執拗に愛されて、愛して
「夏帆ちゃん、実は結構嫉妬するでしょ。」

「しないよ。こんなので1つ1つ嫉妬してたら身が持たないし。」

「嘘が下手。」


 そう言いながら笑う玲くんは本当にやりにくい。私も揶揄いたいけど玲くんは本当に揶揄える要素が無い。

 時々玲くんを本当に好きで会いに来るお客さんはいるけど、玲くんはそんな女性との交際を断っている。誰とも交際をする気が無く、浮いた話が1つも無い。


「玲くんは結婚したいなとか思わないの?」

「思わない。俺は店が一番大事な男だから、他に大事な物が出来ちゃったら何かを蔑ろにしなきゃいけなくなるでしょ。だから1人で良い。」


 私は自分で割と仕事バカだと思っていたけど玲くんも中々の仕事バカだった。でもその気持ちはわかる。過去の私がそうだった。

 今も仕事が好きなのに仕事をセーブする事も覚えて、雅との事をちゃんとしようと思っているのに、どっちも中途半端になって、本来ならどちらも大切にしたいけど、上手くは行かない。


「…でも不思議と後悔は無いなあ。

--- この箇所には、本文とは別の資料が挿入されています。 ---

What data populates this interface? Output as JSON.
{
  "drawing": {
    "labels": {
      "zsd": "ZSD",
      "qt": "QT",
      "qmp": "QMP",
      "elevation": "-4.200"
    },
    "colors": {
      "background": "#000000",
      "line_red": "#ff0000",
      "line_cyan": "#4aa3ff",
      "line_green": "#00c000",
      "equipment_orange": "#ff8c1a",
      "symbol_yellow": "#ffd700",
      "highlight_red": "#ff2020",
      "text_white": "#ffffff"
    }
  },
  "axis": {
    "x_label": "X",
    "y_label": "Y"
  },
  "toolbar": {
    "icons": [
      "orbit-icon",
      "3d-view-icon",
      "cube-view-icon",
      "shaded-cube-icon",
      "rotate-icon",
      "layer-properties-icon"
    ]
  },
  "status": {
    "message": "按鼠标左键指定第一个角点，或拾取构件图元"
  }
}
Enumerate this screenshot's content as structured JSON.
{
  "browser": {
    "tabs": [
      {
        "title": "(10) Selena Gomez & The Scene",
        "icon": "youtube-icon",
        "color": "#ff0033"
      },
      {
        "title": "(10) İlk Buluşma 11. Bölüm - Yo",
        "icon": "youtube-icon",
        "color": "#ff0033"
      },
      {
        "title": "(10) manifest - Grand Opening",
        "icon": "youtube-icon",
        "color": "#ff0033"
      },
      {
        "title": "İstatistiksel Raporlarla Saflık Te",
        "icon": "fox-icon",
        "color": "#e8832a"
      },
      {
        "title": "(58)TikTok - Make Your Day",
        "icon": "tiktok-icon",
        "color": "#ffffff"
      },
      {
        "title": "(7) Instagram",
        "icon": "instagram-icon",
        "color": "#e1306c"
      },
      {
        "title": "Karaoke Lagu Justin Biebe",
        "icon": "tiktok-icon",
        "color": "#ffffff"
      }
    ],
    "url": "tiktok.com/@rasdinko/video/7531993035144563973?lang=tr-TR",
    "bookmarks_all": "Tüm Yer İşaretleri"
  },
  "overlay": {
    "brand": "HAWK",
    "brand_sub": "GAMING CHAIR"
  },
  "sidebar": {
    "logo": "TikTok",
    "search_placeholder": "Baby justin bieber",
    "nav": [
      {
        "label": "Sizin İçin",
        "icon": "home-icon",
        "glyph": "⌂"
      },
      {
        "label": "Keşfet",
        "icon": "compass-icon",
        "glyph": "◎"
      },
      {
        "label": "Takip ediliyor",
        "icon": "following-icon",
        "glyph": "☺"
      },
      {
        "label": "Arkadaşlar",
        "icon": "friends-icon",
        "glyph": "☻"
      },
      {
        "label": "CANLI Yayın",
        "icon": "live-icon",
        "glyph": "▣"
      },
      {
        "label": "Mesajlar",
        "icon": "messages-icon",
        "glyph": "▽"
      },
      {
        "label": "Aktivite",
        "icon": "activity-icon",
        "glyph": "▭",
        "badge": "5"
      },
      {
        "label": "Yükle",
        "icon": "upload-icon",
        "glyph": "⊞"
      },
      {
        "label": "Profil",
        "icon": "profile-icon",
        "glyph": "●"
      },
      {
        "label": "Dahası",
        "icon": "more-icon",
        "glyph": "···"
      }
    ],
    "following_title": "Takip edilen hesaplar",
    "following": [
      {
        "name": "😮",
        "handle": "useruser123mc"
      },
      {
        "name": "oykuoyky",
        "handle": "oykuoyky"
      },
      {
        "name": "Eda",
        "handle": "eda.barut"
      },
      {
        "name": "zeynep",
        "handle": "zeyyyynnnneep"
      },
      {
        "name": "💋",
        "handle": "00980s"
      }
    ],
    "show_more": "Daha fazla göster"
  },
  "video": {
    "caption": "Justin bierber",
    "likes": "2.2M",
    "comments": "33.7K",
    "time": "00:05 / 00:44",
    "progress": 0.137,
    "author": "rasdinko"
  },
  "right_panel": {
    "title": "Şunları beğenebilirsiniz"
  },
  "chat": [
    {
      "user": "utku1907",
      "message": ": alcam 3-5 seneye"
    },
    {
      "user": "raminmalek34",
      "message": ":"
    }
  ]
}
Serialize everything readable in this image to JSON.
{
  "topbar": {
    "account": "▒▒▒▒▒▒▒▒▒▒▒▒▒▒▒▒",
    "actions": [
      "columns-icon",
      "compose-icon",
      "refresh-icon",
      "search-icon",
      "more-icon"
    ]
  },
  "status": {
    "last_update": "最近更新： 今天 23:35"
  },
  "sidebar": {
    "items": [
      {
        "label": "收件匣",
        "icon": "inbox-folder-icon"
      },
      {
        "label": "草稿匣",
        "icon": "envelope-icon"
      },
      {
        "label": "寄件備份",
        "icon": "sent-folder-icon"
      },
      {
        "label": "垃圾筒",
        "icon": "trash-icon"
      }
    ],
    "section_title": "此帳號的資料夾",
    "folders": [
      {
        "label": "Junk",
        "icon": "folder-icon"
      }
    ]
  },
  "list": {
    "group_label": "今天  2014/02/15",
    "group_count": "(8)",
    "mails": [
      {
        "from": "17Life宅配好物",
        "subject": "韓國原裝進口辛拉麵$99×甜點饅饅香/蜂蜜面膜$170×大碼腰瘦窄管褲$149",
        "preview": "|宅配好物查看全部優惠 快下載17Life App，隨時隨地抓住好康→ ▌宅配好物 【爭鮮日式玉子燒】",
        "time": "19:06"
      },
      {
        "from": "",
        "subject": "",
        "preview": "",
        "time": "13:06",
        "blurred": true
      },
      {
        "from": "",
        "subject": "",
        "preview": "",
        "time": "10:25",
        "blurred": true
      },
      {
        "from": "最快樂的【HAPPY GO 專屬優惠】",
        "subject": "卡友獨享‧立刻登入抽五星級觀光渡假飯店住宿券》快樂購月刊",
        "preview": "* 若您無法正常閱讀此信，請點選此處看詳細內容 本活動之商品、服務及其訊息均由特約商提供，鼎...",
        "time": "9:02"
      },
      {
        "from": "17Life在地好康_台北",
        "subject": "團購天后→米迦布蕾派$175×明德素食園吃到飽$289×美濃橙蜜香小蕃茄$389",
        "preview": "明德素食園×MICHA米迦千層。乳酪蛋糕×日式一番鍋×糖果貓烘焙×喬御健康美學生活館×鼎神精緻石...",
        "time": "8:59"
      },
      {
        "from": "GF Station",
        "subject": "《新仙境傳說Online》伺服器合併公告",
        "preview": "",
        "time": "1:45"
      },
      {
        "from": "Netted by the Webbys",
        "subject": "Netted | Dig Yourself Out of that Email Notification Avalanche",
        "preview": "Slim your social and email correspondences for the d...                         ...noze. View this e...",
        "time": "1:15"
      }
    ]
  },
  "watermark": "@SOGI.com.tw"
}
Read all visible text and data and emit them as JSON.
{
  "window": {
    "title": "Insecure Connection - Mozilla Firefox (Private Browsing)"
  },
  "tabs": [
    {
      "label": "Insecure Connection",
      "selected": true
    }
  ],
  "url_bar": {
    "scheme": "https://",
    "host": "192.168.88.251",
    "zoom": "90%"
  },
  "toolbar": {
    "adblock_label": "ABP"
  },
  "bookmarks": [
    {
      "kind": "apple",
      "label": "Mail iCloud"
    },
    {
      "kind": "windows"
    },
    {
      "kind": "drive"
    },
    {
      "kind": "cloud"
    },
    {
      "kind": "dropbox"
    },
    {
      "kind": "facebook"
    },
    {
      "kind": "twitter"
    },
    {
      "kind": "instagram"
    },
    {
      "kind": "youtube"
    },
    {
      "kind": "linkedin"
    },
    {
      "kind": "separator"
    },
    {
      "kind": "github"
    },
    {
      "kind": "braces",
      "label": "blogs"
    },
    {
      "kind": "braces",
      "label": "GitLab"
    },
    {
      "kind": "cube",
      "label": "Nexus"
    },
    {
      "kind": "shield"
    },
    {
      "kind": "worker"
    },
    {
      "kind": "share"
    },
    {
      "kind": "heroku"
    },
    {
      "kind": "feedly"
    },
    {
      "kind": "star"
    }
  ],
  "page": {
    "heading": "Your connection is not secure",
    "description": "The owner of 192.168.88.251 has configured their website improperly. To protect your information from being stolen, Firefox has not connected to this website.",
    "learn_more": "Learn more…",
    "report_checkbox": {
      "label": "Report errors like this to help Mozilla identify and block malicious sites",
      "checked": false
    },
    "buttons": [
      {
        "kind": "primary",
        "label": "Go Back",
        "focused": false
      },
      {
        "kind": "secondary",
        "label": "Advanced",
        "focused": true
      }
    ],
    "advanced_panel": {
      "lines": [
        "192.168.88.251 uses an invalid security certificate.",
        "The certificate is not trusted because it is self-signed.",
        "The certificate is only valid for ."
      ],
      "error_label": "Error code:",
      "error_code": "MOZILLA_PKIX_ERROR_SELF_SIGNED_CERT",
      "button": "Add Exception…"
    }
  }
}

」

「え?」

「あ、ううん。こっちの話。」


 雅と結婚したことをまだ半年だけど後悔したことは一度も無かった。あの時雅がプロポーズしてくれなかったらきっと私はまだずるずると…。

 そこまで考えていると後ろから肩を掴まれる。


「夏帆、喉乾いた。奢って。」

「あんたのお小遣いから減らしていく。」

「ケチ臭い。」

「は?」


 結婚した事で財布を一つにしたので管理は私の上、私も雅もお小遣い制にした。お互い過去にしていた貯金もあるので、共有のお金以外も当然持っているけど、いまだにこの癖は直らない。